A common tactic to increase performance and decrease bandwidth is to compress HTTP responses. This is particularly useful for text content such as the CSS, JavaScript, and HTML that are fundamental to the web. There are several different methods for configuring compression in Apache, but most have subtle (or not so subtle) issues. This post continues the series of MultiViews posts (after the earlier XHTML and ErrorDocuments posts) by outlining the problems encountered in popular compression configurations and how to avoid them using MultiViews.

Note: Readers who are not interested in the tradeoffs or potential issues are advised to skip to the end for the working configuration.

Non-MultiViews Methods

In order to motivate the choice of MultiViews for serving pre-compressed content, it’s useful to consider the popular alternatives. The first is using mod_deflate to compress response content on the fly. This works well for dynamic content, but wastes resources for static content, which is needlessly recompressed for each request.

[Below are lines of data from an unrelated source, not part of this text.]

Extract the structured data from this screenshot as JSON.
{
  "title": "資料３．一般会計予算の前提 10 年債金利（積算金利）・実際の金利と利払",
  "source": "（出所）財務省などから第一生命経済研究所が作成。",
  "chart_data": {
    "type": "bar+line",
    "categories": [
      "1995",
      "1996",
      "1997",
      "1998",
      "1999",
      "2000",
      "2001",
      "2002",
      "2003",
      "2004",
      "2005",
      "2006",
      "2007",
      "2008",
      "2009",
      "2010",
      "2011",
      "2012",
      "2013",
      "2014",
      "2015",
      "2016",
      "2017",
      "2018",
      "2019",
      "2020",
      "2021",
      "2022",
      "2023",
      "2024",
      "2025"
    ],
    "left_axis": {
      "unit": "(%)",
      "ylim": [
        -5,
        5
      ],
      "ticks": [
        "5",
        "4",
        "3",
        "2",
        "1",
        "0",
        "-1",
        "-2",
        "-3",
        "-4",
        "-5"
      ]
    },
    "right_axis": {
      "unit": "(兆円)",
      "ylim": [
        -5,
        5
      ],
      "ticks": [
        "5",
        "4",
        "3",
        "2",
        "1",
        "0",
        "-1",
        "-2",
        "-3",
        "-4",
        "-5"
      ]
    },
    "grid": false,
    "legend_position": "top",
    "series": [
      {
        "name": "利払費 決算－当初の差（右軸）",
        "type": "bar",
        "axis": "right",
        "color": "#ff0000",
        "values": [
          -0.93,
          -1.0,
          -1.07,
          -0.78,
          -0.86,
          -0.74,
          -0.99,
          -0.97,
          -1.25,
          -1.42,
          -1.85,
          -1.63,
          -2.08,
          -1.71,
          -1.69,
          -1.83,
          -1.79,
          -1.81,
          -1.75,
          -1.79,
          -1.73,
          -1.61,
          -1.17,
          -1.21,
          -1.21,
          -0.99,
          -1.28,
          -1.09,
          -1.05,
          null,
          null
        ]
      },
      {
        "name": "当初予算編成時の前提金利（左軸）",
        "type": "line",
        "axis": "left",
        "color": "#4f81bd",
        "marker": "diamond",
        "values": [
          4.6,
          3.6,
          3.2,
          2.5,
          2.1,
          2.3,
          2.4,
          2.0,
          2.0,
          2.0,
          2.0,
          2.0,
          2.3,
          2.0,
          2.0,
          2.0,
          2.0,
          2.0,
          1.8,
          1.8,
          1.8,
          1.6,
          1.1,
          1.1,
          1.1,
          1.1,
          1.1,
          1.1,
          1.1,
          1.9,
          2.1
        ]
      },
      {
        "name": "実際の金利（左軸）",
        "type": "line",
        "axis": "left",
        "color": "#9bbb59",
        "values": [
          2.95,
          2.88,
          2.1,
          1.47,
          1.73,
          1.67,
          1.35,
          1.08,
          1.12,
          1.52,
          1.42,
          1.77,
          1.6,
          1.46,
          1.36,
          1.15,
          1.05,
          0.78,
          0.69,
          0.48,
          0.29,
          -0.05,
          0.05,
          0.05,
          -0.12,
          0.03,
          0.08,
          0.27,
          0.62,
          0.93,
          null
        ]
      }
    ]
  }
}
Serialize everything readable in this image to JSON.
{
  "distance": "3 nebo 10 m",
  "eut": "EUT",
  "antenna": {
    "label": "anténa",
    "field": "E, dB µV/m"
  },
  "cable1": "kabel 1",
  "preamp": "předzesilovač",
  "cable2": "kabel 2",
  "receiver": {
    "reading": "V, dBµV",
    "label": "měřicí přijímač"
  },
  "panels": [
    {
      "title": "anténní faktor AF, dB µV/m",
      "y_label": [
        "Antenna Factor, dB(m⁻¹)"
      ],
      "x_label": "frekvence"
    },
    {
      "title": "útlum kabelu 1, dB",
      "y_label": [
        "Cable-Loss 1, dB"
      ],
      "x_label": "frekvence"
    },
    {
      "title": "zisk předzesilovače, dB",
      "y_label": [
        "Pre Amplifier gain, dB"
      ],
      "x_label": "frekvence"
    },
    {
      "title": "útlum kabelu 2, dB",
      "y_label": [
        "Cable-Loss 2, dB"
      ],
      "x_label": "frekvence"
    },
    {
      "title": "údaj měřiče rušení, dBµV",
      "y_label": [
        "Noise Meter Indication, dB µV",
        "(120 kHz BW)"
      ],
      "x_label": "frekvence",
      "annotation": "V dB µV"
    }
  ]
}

This limitation of mod_deflate is prominently mentioned in the documentation, which recommends using mod_rewrite to rewrite requests to their compressed alternatives when appropriate. Although this method can work (and I recommended it to get the desired behavior for XHTML) it has the major drawback that you are reimplementing content negotiation (which mod_negotiation was designed to do) and are likely to get it wrong and lack features supported by mod_negotiation. Some common problems and pitfalls with this approach:

  • Sending an incorrect or missing Content-Encoding header.
  • Not sending the Vary header or setting it incorrectly (overwriting previous values for other headers which cause the response to vary).
  • Sending Content-Type: application/x-gzip instead of the underlying type.
  • Sending double-gzipped content due to forgetting to set no-gzip in the environment to exclude the response from mod_deflate.
  • Not respecting client preferences (i.e. quality values/qvalues). According to RFC 7231 (and RFC 2616 before it) clients can send a numeric value between 0 and 1 (inclusive) to express their relative preference for each encoding. An Accept-Encoding: gzip;q=0 header would signify that the client wants “anything but gzip”. Most mod_rewrite implementations would send them gzip. A more realistic example would be a client that sends Accept-Encoding: br;q=1, gzip;q=0.5, deflate;q=0.1 to signify that they prefer Brotli, then gzip, then deflate. Writing mod_rewrite rules which properly handle these sorts of expressed preferences is extremely difficult.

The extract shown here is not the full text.